The January 1, 2007 non-life renewal results are in. Despite a good portion of premiums leaving the reinsurance market, the renewal was orderly, with a reasonable level of competition. But on January 2, substantial change was afoot. 2006 proved to be a record year for the insurance and reinsurance industry – I characterize 2006 as a 1-in-20-year occurrence – when everything went right for the industry. As is usually the case, when the non-life pricing cycle reaches such peak levels, change is imminent. Several market influences will create that change, which will in turn affect the insurer-reinsurer relationship.

First, you, the world’s insurers, are in a very strong financial position, allowing you to retain more of your risk (and premiums) rather than use reinsurance. The current low level of insurance losses worldwide accentuates this ability.

Not only will premium leave the market due to higher retentions, but other external factors are threatening to accelerate change. We expect to see more regulatory intervention. The re/insurance market in both the U.S. and Europe are facing tough questions about levels of profitability and how they are sharing that profit with their constituencies and insureds. We have already seen this in the new Florida legislation, where state lawmakers felt they needed to stem the high price of homeowners insurance in their state, and dramatically increased the state’s role in the reinsurance market. The concern, of course, is that this kind of tinkering migrates to other jurisdictions.

The third factor of change will be competition among reinsurers for what is left. For some companies the driver will be preservation, while for others it will be survival. Either way, the struggle is now on for reinsurers to maintain adequate levels of profitability.

What does this mean to you? There will be increased pressure on reinsurers to put at risk the very value that we bring you. As a reinsurer, our goal is to provide a product of value. That means we must provide appropriately priced capacity when you need it, conduct clear and open dialogue so that you know where we stand in relation to your needs, and above all we must be able to pay your claims. Simply put, we must “be there” when you need us.

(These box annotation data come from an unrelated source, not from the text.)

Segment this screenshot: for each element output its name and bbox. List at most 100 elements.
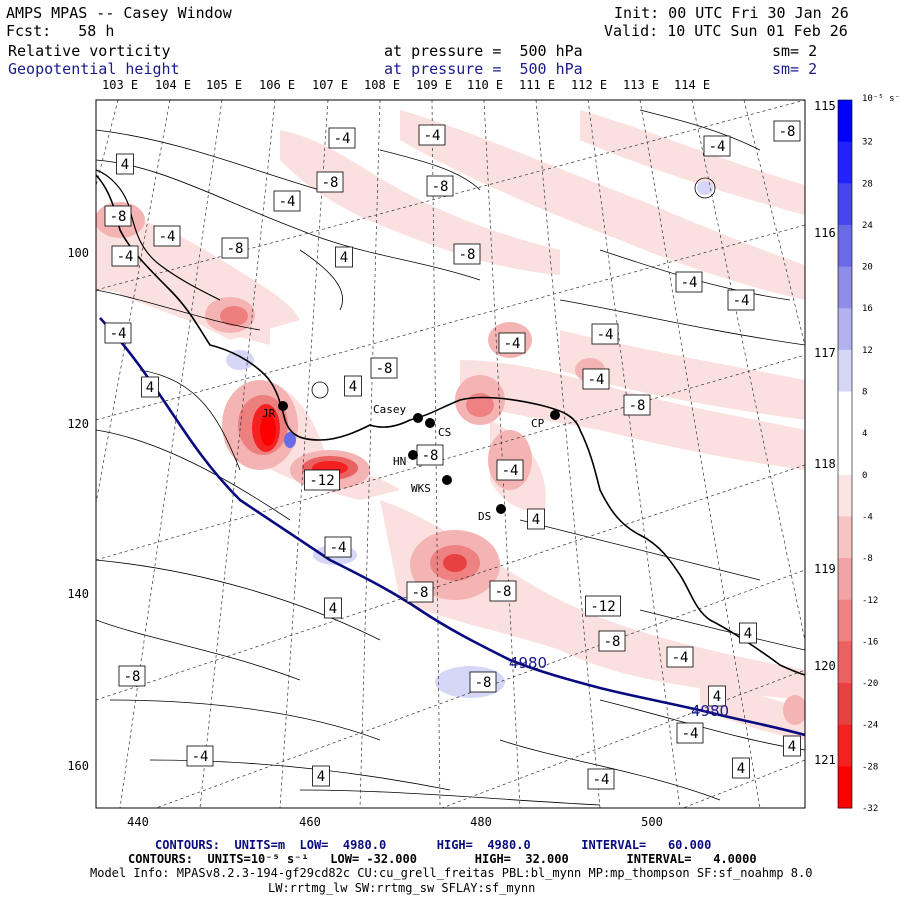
svg-text:-4: -4 <box>159 229 176 245</box>
colorbar-tick: 20 <box>862 263 873 273</box>
model-info: Model Info: MPASv8.2.3-194-gf29cd82c CU:… <box>90 866 813 880</box>
colorbar-tick: 4 <box>862 429 867 439</box>
colorbar-swatch <box>838 558 852 601</box>
svg-text:-8: -8 <box>422 448 439 464</box>
contour-label: 4 <box>344 375 362 397</box>
contour-label: -4 <box>273 190 301 212</box>
vorticity-contour-labels: -4 -4 -8-44-8 -8-8-4-4-84 -8-4-4-4-4 -4-4-844… <box>104 120 801 790</box>
x-tick-label: 440 <box>127 815 149 829</box>
svg-text:-4: -4 <box>334 131 351 147</box>
station-dot <box>408 450 418 460</box>
contour-label: -8 <box>623 394 651 416</box>
colorbar-swatch <box>838 266 852 309</box>
height-label: 4980 <box>509 654 547 672</box>
y-tick-label: 160 <box>67 759 89 773</box>
svg-text:-8: -8 <box>412 585 429 601</box>
colorbar-tick: 0 <box>862 471 867 481</box>
field1-name: Relative vorticity <box>8 42 171 60</box>
colorbar-tick: 8 <box>862 388 867 398</box>
colorbar-swatch <box>838 308 852 351</box>
colorbar-swatch <box>838 683 852 726</box>
svg-text:-4: -4 <box>672 650 689 666</box>
ice-shelf-edge <box>96 169 221 301</box>
station-label: JR <box>262 407 276 420</box>
contour-label: -4 <box>587 768 615 790</box>
colorbar-swatch <box>838 516 852 559</box>
svg-text:-4: -4 <box>593 772 610 788</box>
model-info-line2: LW:rrtmg_lw SW:rrtmg_sw SFLAY:sf_mynn <box>268 881 536 895</box>
colorbar-tick: 16 <box>862 304 873 314</box>
colorbar: 32 28 24 20 16 12 8 4 0 -4 -8 -12 -16 -20 -24 -28 -32 <box>837 99 878 814</box>
contour-label: -8 <box>489 580 517 602</box>
y-tick-label: 120 <box>67 417 89 431</box>
svg-text:-12: -12 <box>590 599 615 615</box>
contour-label: -8 <box>773 120 801 142</box>
svg-text:-4: -4 <box>330 540 347 556</box>
longitude-label: 104 E <box>155 78 191 92</box>
svg-text:-8: -8 <box>322 175 339 191</box>
height-contour-labels: 4980 4980 <box>509 654 729 720</box>
svg-text:4: 4 <box>317 769 325 785</box>
longitude-label: 103 E <box>102 78 138 92</box>
contour-label: -4 <box>582 368 610 390</box>
field1-level: at pressure = 500 hPa <box>384 42 583 60</box>
height-contour-info: CONTOURS: UNITS=m LOW= 4980.0 HIGH= 4980… <box>155 838 712 852</box>
svg-text:-4: -4 <box>110 326 127 342</box>
contour-label: -8 <box>453 243 481 265</box>
svg-text:-8: -8 <box>227 241 244 257</box>
positive-vorticity-core <box>284 432 296 448</box>
coastline <box>96 174 805 676</box>
svg-text:4: 4 <box>146 380 154 396</box>
station-dot <box>425 418 435 428</box>
svg-text:4: 4 <box>744 626 752 642</box>
svg-text:4: 4 <box>349 379 357 395</box>
station-labels: Casey CS CP HN WKS DS JR <box>262 403 545 523</box>
contour-label: 4 <box>783 735 801 757</box>
svg-text:-4: -4 <box>588 372 605 388</box>
contour-label: -4 <box>498 332 526 354</box>
contour-label: -4 <box>703 135 731 157</box>
colorbar-swatch <box>838 766 852 809</box>
svg-text:4: 4 <box>788 739 796 755</box>
colorbar-tick: -16 <box>862 637 878 647</box>
longitude-label: 111 E <box>519 78 555 92</box>
svg-text:-4: -4 <box>709 139 726 155</box>
field1-smoothing: sm= 2 <box>772 42 818 60</box>
contour-label: 4 <box>312 765 330 787</box>
contour-label: -8 <box>118 665 146 687</box>
contour-label: -4 <box>676 722 704 744</box>
svg-text:4: 4 <box>737 761 745 777</box>
svg-text:-8: -8 <box>432 179 449 195</box>
station-dot <box>413 413 423 423</box>
svg-text:4: 4 <box>532 512 540 528</box>
station-dot <box>550 410 560 420</box>
contour-label: -4 <box>111 245 139 267</box>
contour-label: -8 <box>316 171 344 193</box>
colorbar-swatch <box>838 599 852 642</box>
colorbar-tick: 12 <box>862 346 873 356</box>
contour-label: -8 <box>426 175 454 197</box>
colorbar-unit: 10⁻⁵ s⁻¹ <box>862 94 900 104</box>
colorbar-tick: -20 <box>862 679 878 689</box>
svg-text:4: 4 <box>329 601 337 617</box>
longitude-label: 105 E <box>206 78 242 92</box>
longitude-label: 112 E <box>571 78 607 92</box>
contour-label: -12 <box>585 595 621 617</box>
svg-text:-8: -8 <box>376 361 393 377</box>
longitude-label: 113 E <box>623 78 659 92</box>
svg-text:-4: -4 <box>504 336 521 352</box>
contour-label: -8 <box>598 630 626 652</box>
station-label: CS <box>438 426 451 439</box>
contour-label: 4 <box>335 246 353 268</box>
svg-text:-8: -8 <box>110 209 127 225</box>
station-dot <box>442 475 452 485</box>
contour-label: -4 <box>324 536 352 558</box>
contour-label: -4 <box>727 289 755 311</box>
contour-label: -4 <box>186 745 214 767</box>
colorbar-tick: -8 <box>862 554 873 564</box>
svg-text:4: 4 <box>340 250 348 266</box>
contour-label: -4 <box>418 124 446 146</box>
contour-label: 4 <box>732 757 750 779</box>
contour-label: -4 <box>496 459 524 481</box>
contour-label: -12 <box>304 469 340 491</box>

At PartnerRe, we believe we know our clients well and therefore our approach will not change. The fact is, the risk has not changed and in our business we know the key to certainty of claims payment is ensuring that the price of coverage is commensurate with the risk assumed. We know you will approach this market intelligently: You will decide what you need, how you will preserve the strength you have earned and when you need the backing of a strong, reliable reinsurer. We hope that as you change your reinsurance purchasing and as more choices are offered to you, that you will remember the support that was there in the more difficult times, and that you will continue to put value and quality into your decision criteria. We believe that on the basis of those principles, PartnerRe can continue to have a place in your risk management plans.